Since my 1990'ish, 40 MHz oscilloscope did perished long ago, flooded by Rio's moisty and salty atmosphere, every interface signal waveforms I can put my eyes on, acts like some refreshing eye drops.
At the former images, are you showing us data bit#1 (at the accessory header, P17), and HyperCk waveforms for a first-byte-write, within some generic word write cycle?
Am I understanding it right, or not?
P.S. Also, in case of writes, the more one can bring HyperCK leading and trailing edges centered with respect to databits, the better.
How stable is that over temperature ?
The new ISSI OctalRAMs have a pattern-read mode (ROM), which looks like it is intended to be used for PCB tuning, or driver-delay adjustments - a nice idea.
This is with both pins registered:
And this is with hyper clock pin unregistered:
It may have less variation than other solutions, which have large max-min spreads.
A cap ( and maybe some modest Series R) uses the P2 driver and PCB layout effects to move the edge.
Ah, ok! Now I understand why old eyes of mine did complained; seasoned brain too...
Even if the Hyper had a super-hyper PLL (wich it don't has), by closelly tracking HyperCK, it would be almost impossible for it to be able to deliver DQ just in time during Read cycles, as suggested by the images. So I've rulled out Read cycles.
Else, if it was RWDS, paired with any DQ, well... Exccelent layout and decoupling could perhaps explain why they appear to track that close. But you stated that they were CK and one of DQs.

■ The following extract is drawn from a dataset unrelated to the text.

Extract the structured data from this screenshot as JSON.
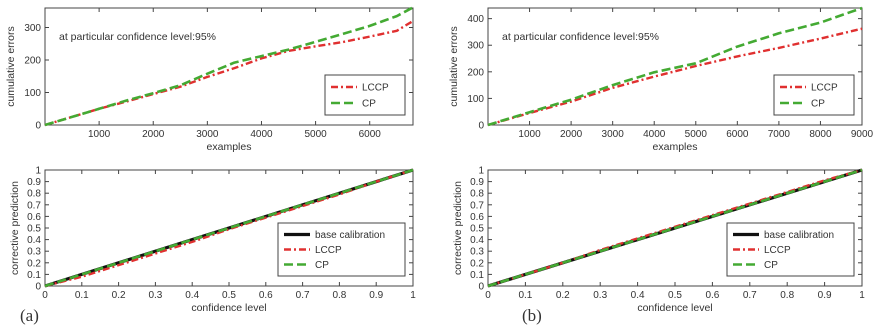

Finally, even if it was a Write cycle, HyperCK would be wrong, due to absense of phase lag.
Misunderstanding did generated the question.

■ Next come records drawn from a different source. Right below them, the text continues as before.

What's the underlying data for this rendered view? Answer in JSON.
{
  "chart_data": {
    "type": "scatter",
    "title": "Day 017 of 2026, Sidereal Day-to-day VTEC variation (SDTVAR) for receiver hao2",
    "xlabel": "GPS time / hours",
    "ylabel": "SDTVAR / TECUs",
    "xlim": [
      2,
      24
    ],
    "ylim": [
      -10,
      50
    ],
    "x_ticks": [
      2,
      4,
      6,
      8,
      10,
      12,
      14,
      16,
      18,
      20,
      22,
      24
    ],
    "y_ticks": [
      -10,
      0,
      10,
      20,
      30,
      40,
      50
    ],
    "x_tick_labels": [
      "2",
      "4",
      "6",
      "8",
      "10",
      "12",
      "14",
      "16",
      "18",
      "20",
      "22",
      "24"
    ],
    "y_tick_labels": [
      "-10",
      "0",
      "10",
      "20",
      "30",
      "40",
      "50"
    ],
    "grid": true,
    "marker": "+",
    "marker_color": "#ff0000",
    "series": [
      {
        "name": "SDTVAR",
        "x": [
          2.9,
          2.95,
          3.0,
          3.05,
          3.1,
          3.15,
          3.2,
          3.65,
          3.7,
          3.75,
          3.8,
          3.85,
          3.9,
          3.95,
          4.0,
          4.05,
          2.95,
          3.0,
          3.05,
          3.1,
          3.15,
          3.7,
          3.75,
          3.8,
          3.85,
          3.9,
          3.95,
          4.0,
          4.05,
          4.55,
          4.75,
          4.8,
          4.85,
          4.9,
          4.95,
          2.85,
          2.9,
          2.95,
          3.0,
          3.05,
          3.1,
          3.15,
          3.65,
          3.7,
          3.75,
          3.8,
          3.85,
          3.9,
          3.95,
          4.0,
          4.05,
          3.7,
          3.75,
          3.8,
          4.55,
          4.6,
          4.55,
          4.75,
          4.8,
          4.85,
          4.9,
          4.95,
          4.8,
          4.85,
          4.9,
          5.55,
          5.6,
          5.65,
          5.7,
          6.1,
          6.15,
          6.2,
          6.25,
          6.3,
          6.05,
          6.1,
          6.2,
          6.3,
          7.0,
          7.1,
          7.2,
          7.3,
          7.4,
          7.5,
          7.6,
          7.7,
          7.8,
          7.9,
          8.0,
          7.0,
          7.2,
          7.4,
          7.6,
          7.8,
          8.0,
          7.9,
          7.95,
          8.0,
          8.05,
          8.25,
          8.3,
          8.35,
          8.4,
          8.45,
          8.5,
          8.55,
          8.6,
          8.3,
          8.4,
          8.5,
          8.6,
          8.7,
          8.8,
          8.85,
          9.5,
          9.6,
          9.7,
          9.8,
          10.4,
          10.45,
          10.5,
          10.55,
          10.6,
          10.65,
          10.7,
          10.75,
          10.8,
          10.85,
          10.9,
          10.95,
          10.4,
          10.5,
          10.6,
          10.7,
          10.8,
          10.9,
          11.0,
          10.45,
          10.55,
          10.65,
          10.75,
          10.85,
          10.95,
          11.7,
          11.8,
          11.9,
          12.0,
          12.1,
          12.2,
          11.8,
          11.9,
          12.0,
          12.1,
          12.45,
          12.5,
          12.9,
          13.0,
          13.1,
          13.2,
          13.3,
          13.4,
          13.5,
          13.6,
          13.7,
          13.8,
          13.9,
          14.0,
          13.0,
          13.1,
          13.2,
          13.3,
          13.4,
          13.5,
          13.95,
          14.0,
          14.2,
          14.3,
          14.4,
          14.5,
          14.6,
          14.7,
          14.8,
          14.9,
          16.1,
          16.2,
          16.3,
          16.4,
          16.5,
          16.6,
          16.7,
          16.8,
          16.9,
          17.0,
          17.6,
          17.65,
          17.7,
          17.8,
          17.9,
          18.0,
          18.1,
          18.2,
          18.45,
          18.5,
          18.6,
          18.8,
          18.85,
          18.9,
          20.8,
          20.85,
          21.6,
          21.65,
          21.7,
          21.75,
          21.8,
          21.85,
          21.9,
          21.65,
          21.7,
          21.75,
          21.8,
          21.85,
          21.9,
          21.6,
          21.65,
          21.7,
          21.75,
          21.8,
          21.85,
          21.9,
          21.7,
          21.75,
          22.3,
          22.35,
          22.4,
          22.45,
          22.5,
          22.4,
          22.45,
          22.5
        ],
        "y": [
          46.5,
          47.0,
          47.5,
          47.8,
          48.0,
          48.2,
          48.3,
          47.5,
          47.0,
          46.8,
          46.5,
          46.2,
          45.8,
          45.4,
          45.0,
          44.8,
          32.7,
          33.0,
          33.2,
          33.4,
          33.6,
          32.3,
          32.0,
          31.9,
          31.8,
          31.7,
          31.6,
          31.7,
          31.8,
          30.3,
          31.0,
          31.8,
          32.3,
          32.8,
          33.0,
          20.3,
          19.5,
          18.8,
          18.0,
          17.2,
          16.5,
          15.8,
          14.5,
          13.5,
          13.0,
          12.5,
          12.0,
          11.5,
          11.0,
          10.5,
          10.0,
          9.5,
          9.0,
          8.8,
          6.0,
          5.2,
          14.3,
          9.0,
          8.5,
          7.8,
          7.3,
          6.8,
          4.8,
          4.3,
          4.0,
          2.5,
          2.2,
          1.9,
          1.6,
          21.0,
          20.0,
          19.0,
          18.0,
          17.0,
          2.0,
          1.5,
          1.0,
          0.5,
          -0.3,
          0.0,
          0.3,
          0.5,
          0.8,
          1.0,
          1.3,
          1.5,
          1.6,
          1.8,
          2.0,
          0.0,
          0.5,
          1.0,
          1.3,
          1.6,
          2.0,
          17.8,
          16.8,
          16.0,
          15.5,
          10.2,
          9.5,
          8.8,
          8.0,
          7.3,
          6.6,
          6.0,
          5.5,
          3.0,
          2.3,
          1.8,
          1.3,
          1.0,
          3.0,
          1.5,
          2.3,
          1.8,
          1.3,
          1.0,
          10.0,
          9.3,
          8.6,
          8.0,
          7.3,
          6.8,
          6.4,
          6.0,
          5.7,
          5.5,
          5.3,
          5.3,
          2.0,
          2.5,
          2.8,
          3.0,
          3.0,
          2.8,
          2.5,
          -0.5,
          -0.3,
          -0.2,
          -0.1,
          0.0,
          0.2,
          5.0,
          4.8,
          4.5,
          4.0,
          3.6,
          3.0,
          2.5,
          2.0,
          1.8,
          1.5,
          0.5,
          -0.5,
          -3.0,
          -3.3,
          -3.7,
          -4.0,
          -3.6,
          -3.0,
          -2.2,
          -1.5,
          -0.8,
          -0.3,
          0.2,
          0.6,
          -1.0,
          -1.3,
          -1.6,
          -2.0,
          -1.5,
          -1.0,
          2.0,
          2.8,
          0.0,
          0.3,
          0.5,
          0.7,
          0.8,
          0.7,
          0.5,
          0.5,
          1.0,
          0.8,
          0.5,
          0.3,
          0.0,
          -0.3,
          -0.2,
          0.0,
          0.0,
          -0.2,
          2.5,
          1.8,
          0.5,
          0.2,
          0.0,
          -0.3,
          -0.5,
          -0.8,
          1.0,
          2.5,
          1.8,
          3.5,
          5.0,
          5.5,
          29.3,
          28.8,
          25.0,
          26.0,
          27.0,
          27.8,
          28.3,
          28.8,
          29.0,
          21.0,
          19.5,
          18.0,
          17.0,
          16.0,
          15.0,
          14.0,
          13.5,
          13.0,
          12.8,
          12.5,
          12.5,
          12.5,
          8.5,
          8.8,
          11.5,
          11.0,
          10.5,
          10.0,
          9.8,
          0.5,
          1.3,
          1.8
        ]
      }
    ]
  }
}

Now, the exercise is clear to me. Thanks a lot!
I'm hoping that'll improve a lot with close layout between the Prop2 and HyperRAM on one specialised circuit board.
Those charts Brian made were very useful. It appears there are a couple of frequency ranges where the timing differences between registered vs non-registered IO behaviour don't overlap very much. Around 88-92MHz and 228-232MHz look tight and could be frequencies bands to avoid with HyperRAM if there is a choice. How constant these charts are over temp/voltage/layout etc I don't know. But the good thing is the range 228-280MHz will cover the 252MHz/270MHz TDMS operation and the next range up from 268-308MHz will cover the handy frequency of 297MHz, which are all useful for video. Another sweet spot for video at 200MHz looks good too.